Kham is considered the wild west of Tibet, inhabited mostly by nomads, the rugged mountains are not hospitable to any other way of life. Tours to the region are quite rare, yet as roads are built, the area is seeing rapid change. This is your chance to connect with some of the most resilient people on the earth. Trips are led by Meg Ferrigno (Pema Lhamo), student of Ayang and Garchen Rinpoche, who lived in nangchen from 2004-2008 has been leading trips to the area for the last three years. She leads the trips not only to share the precious wisdom of Tibet and expose people to its sacred spirit, but also to show the Tibetans how valued and respected their culture is by the outside world. Meg voluntarily leads the tours to raise funds for the Pureland Project. Jamyang, a Tibetan writer and ASIA foundation translator co-leads the trips.



Education is a cornerstone for peace and freedom. The nomads of Tibet have a strong tradition of natural world knowledge which they pass through informal educational sharing. As the need for written literacy arose, community members requested the construction of formal schools, and four were built. These schools have graduated  over a hundred students, about half of whom continue on to middle and high school, the other half choosing to become monks, nuns or nomads. Without these local schools, students have to travel to Chinese-language boarding schools, where they are taught none of their traditional knowledge.  The Chinese government has recognized the benefit these schools bring to nomadic communities, and has asked us to continue our work educating nomad children.

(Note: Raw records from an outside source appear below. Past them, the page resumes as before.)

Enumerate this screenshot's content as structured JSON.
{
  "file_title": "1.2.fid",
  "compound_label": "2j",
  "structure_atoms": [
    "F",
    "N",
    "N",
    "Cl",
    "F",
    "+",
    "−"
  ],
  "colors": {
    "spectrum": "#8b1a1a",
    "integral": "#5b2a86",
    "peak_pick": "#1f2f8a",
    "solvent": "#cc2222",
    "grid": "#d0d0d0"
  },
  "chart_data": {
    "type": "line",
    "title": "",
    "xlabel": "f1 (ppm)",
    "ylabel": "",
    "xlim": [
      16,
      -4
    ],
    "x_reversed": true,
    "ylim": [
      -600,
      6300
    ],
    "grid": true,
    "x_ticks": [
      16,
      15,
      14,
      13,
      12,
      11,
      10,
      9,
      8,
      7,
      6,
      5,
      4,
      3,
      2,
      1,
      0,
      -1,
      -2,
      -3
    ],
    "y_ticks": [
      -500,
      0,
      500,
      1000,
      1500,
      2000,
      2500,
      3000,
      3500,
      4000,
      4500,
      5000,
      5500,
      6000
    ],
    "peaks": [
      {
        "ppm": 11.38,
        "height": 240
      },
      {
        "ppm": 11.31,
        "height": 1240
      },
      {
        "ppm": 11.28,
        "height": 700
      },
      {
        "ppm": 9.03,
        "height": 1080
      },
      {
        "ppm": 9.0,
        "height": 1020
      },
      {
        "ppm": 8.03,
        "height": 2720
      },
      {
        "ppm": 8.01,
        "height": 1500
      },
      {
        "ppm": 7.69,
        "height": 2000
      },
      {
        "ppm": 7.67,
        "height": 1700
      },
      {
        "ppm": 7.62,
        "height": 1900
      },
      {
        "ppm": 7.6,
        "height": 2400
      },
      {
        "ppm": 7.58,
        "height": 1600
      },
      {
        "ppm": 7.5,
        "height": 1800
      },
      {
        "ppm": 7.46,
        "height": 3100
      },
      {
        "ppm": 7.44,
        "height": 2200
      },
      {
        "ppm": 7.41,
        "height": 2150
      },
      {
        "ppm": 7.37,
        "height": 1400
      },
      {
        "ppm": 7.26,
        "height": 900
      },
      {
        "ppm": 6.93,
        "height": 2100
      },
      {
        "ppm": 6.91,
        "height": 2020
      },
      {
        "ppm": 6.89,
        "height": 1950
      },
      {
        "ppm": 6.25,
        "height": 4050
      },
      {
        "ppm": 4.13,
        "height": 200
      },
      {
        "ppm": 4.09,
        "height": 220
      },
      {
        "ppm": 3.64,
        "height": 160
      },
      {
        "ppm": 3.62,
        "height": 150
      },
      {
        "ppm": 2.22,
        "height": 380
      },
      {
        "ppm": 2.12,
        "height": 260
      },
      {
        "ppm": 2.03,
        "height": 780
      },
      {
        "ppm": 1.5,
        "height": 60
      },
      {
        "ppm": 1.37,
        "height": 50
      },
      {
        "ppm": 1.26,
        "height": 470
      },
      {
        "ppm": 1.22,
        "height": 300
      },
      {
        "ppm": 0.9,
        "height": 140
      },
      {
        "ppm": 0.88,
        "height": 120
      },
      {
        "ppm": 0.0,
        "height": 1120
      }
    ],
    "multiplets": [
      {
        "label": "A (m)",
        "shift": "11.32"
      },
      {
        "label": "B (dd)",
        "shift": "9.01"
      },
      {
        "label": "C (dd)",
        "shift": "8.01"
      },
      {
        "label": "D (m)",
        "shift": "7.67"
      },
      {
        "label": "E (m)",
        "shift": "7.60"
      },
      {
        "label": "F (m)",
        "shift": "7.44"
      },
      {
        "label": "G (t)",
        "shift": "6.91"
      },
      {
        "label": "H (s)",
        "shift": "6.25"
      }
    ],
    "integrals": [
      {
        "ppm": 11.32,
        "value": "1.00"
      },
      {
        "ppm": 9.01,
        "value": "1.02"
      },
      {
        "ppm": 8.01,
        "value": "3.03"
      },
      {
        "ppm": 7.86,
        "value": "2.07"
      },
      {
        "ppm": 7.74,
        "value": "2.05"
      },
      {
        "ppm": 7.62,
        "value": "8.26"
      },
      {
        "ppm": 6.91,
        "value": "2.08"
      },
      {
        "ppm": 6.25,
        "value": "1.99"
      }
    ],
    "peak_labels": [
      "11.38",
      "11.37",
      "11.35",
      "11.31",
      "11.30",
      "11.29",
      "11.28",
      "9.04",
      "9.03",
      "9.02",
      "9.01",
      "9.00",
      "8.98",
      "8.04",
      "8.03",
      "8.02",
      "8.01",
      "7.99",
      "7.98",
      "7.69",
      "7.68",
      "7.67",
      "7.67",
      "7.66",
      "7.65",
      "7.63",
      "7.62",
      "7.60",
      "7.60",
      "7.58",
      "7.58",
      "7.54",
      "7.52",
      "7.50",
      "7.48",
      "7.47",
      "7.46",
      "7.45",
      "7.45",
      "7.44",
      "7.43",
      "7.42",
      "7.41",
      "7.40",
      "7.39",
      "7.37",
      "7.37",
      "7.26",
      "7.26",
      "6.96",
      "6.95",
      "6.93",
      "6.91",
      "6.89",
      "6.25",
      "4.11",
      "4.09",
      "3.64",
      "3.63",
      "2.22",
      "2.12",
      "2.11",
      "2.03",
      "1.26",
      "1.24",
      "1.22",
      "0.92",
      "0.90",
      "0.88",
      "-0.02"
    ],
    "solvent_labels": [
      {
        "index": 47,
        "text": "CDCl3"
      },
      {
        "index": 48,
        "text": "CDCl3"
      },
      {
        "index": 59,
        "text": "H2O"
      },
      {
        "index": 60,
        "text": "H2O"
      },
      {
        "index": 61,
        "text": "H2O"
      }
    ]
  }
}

Tibet is not only a spiritually sacred land, it is also an area of great ecological importance. The Plateau is the source of most of Asia’s water, as well as host to numerous endangered species. Having built a culture that is in balance with nature, Tibetan nomadic communities have lived in an ecologically sustainable way for centuries. As temperatures rise and glaciers melt, however, Tibetan nomads are left with fewer and fewer grasslands on which to graze their animals. Nomadic culture is now not only threatened by globalised consumer culture, it is also endangered by climate change.